The Epoch Times covered the Senate’s rare bipartisan moment too:

An amendment to the Endless Frontier Act that would ban the use of U.S. tax dollars to fund “gain-of-function” research in China was adopted by the Senate on a voice vote on May 25.

The amendment was introduced by Sen. Rand Paul (R-Ky.) and co-sponsored by Republicans Ron Johnson of Wisconsin, Tommy Tuberville of Alabama, Roger Marshall of Kansas, Mike Braun of Indiana, and Thom Tillis of North Carolina.

“No funds made available to any federal agency, including the National Institutes for Health, may be used to conduct gain-of-function research in China,” the amendment said.

The amendment defines gain-of-function research as “any research project that may be reasonably anticipated to confer attributes to influenza, MERS, or SARS viruses such that the virus would have enhanced pathogenicity or transmissibility in mammals.”
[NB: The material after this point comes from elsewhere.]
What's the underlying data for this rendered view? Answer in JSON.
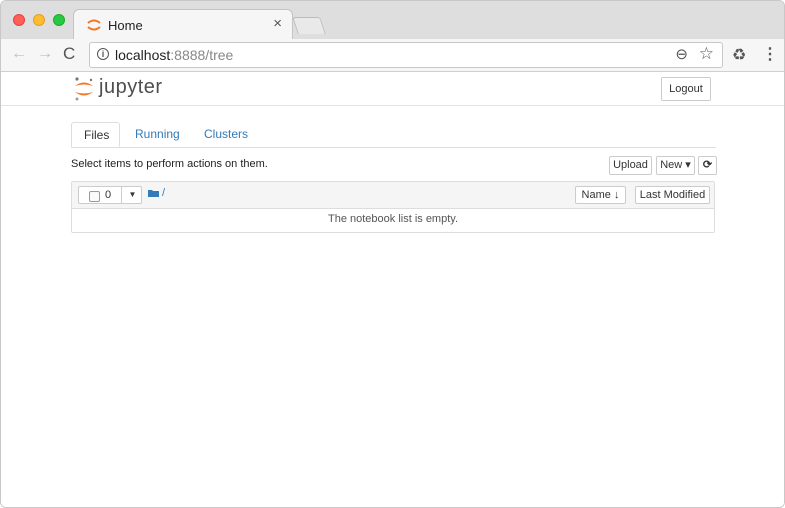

That’s the same definition the National Institutes for Health (NIH) used when implementing a funding moratorium on gain-of-function research from 2014 to 2017. The moratorium lapsed during the previous Congress.

Paul’s amendment follows a growing debate in Congress and the media over the issue of whether the CCP virus—also known as the novel coronavirus—originated due to a leak, accidental or otherwise, from China’s Wuhan Institute of Virology (WIV), or from transmission to humans via bat meat sold in an open-air market in Wuhan. The latter is the official explanation of the Chinese regime.

For Senator Rand Paul’s amendment to get passed unanimously is a shock to many people.

If this vote was taken one year ago Dems would be quick to label Paul as  xenophobic.